Sometimes the only thing you can do in both life and for success is keep pushing forward and keep taking action, or else you’ll end up under a pile of stuff deeper than some people’s email inboxes and you’ll never be able to get out. But it’s not healthy or sustainable or smart to live or work this way forever. Our bodies and brains aren’t designed to be “on” all day every day. They need the recharging as much as everyone around us needs us to take a step back occasionally and take time off.

Maybe you can’t get away for an extended vacation in the near future or can’t spend lots on gifts this year, but you should be able to give yourself and those in your life the gift of a break. Try to take at least almost the whole day, one day a week off, or even all or most of two days each week off and do things that aren’t work related, and especially are fun, seasonal or relaxing. You’ll find that you’re more motivated during the rest of the week to get stuff done, and more prepared to move into the new year that is almost here.

What are you doing to relax and enjoy life this holiday season?

A Season of Good Tidings

Today is one of the last “titled” holiday shopping/spending days of the year, today is Giving Tuesday. The numbers so far are saying that it’s been a great past week for stores and lots of people were shopping both in store and online. I have hopes that the non-profits will get a good fraction of what was spent in stores over the past week, having seen quite a few emails already indicating organizations have match-donations in place, and last year having raised over 1 billion. But I think we all need a reminder from time to time though that this month is about more than finishing another calendar year and taking advantage of great deals, and take time to not just remember but appreciate and apply the sentiments behind Christmas (both secular and religious) and Hanukkah and Kwanzaa.

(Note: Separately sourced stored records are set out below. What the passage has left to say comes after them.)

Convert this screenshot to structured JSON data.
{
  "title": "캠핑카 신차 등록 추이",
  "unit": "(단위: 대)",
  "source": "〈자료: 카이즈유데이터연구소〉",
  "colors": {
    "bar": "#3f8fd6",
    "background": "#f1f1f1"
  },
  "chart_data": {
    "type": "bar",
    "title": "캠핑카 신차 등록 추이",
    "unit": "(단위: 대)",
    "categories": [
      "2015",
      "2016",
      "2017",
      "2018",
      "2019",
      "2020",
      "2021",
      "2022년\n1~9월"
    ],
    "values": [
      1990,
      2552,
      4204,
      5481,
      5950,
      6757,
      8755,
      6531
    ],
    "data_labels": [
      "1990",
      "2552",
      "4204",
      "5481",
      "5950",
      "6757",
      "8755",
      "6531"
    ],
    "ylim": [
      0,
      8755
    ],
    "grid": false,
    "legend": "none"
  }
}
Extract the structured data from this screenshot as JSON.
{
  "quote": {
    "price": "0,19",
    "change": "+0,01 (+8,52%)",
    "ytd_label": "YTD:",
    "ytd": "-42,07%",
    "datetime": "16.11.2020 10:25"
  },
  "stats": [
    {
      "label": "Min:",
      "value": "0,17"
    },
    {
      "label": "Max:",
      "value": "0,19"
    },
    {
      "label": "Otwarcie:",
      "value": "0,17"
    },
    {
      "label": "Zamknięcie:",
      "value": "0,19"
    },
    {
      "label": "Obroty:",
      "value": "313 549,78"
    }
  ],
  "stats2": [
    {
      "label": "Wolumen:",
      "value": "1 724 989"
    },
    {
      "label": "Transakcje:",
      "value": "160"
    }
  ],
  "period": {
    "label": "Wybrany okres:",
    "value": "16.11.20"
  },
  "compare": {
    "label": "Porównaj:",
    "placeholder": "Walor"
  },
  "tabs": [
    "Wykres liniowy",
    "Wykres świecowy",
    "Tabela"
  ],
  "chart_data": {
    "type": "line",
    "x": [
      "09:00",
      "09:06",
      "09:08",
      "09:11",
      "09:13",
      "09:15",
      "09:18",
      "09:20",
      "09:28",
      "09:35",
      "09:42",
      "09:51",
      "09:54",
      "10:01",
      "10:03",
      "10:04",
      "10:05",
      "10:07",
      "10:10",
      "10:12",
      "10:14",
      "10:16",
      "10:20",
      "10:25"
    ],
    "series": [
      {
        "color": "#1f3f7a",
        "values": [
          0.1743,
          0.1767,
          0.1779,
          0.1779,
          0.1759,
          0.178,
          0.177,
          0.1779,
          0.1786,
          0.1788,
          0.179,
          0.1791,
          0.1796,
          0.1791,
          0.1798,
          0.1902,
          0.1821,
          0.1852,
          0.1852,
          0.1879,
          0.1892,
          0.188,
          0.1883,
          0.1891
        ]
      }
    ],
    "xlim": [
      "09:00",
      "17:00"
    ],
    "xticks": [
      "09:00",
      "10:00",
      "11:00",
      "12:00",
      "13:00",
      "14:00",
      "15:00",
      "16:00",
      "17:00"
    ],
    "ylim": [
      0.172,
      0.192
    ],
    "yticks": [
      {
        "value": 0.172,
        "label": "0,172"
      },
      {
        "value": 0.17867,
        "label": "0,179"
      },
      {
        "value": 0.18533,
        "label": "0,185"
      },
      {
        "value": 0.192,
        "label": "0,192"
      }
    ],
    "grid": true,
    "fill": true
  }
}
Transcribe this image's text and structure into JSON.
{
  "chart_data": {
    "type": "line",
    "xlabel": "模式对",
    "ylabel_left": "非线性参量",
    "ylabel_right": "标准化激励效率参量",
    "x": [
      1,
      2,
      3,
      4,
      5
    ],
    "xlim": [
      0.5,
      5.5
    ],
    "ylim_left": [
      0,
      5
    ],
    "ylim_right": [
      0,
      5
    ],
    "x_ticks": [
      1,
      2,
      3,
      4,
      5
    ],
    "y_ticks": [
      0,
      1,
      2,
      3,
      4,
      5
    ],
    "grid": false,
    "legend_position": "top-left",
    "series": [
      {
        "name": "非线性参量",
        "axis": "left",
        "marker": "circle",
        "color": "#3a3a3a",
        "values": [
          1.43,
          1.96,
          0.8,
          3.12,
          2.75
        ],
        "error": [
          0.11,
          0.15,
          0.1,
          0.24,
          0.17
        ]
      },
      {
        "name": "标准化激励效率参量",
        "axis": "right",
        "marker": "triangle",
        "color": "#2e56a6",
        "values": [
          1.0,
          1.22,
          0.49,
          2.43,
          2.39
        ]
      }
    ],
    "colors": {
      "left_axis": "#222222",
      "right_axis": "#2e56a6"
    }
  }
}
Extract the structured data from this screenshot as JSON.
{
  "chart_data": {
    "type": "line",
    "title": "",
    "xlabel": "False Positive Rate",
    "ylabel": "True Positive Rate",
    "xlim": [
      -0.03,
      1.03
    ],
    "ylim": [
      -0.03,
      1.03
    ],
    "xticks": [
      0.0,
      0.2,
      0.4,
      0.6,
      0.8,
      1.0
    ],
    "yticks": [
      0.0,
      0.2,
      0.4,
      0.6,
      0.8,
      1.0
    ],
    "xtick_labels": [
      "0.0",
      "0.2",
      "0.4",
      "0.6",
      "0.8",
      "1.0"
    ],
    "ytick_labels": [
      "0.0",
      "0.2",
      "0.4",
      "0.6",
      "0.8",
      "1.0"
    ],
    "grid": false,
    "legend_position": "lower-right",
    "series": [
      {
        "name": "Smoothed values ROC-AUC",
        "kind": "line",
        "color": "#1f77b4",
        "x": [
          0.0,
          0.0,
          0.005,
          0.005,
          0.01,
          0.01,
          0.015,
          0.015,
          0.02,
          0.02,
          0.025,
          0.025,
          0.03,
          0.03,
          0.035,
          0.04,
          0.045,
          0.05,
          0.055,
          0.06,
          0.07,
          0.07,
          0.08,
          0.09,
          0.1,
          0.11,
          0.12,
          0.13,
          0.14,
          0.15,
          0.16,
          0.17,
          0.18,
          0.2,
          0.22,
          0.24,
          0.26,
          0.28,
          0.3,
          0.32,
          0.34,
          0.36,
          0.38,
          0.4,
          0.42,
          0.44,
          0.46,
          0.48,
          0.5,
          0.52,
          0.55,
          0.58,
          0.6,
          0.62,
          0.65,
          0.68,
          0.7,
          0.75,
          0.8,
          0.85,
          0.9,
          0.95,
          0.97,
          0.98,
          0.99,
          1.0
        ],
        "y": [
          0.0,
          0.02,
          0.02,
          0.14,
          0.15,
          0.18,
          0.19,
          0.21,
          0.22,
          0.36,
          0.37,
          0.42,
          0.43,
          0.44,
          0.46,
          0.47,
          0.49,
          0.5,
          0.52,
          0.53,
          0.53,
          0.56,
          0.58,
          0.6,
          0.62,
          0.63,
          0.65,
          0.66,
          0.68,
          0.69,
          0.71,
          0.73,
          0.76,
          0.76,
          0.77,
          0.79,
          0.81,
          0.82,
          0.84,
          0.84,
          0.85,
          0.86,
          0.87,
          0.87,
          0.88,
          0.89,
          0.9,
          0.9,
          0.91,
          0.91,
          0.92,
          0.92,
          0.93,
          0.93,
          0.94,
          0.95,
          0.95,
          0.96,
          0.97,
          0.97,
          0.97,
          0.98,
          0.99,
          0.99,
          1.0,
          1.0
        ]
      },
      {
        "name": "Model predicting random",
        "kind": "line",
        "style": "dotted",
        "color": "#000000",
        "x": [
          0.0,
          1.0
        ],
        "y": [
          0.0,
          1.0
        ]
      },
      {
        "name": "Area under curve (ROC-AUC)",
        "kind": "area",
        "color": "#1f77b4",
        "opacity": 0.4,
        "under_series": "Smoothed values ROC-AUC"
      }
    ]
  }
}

For people around the globe this month is supposed to be something special, a reminder that there is still good in the world, that we haven’t forgotten our fellow mankind, that peace can be a reality, that the light can beat the darkness, that maybe we can finally have some victories over the things that hold us back. Over the past week I’ve been a bit surprised and pleased by something, and I wanted to share it with you today, as we begin this holiday season.

On Wednesday before the Thanksgiving holiday I made a phone call to a government office and spoke with a very pleasant lady who was also very helpful at the end of the day no less. On Thursday I met some extended family for the first time and we had a fantastic time. On Friday while shopping all of the employees I encountered were not only helpful but had a very positive attitude. Also while shopping the majority of people I encountered were not only polite but also relaxed and patient, and even some who had holiday cheer.

Why share all this? Because for the first time in a long time, I have hope that maybe we’re making a difference in the world and people are getting the message that it really doesn’t pay to be a Scrooge or a Grinch, and that it’s much better to live your life with consideration and care for others, working together to make the world a better place. Some of the interactions I had with people this past week were a great reminder that it really doesn’t take much to make life a little easier, just a smile, kind word, willingness to help and/or positive attitude.

So as we head into this holiday season, I would encourage you to be of holiday cheer; to embody the things we’re taught in the Kwanzaa, Hanukkah, and both Christmas stories; and to let this be the most wonderful time of the year.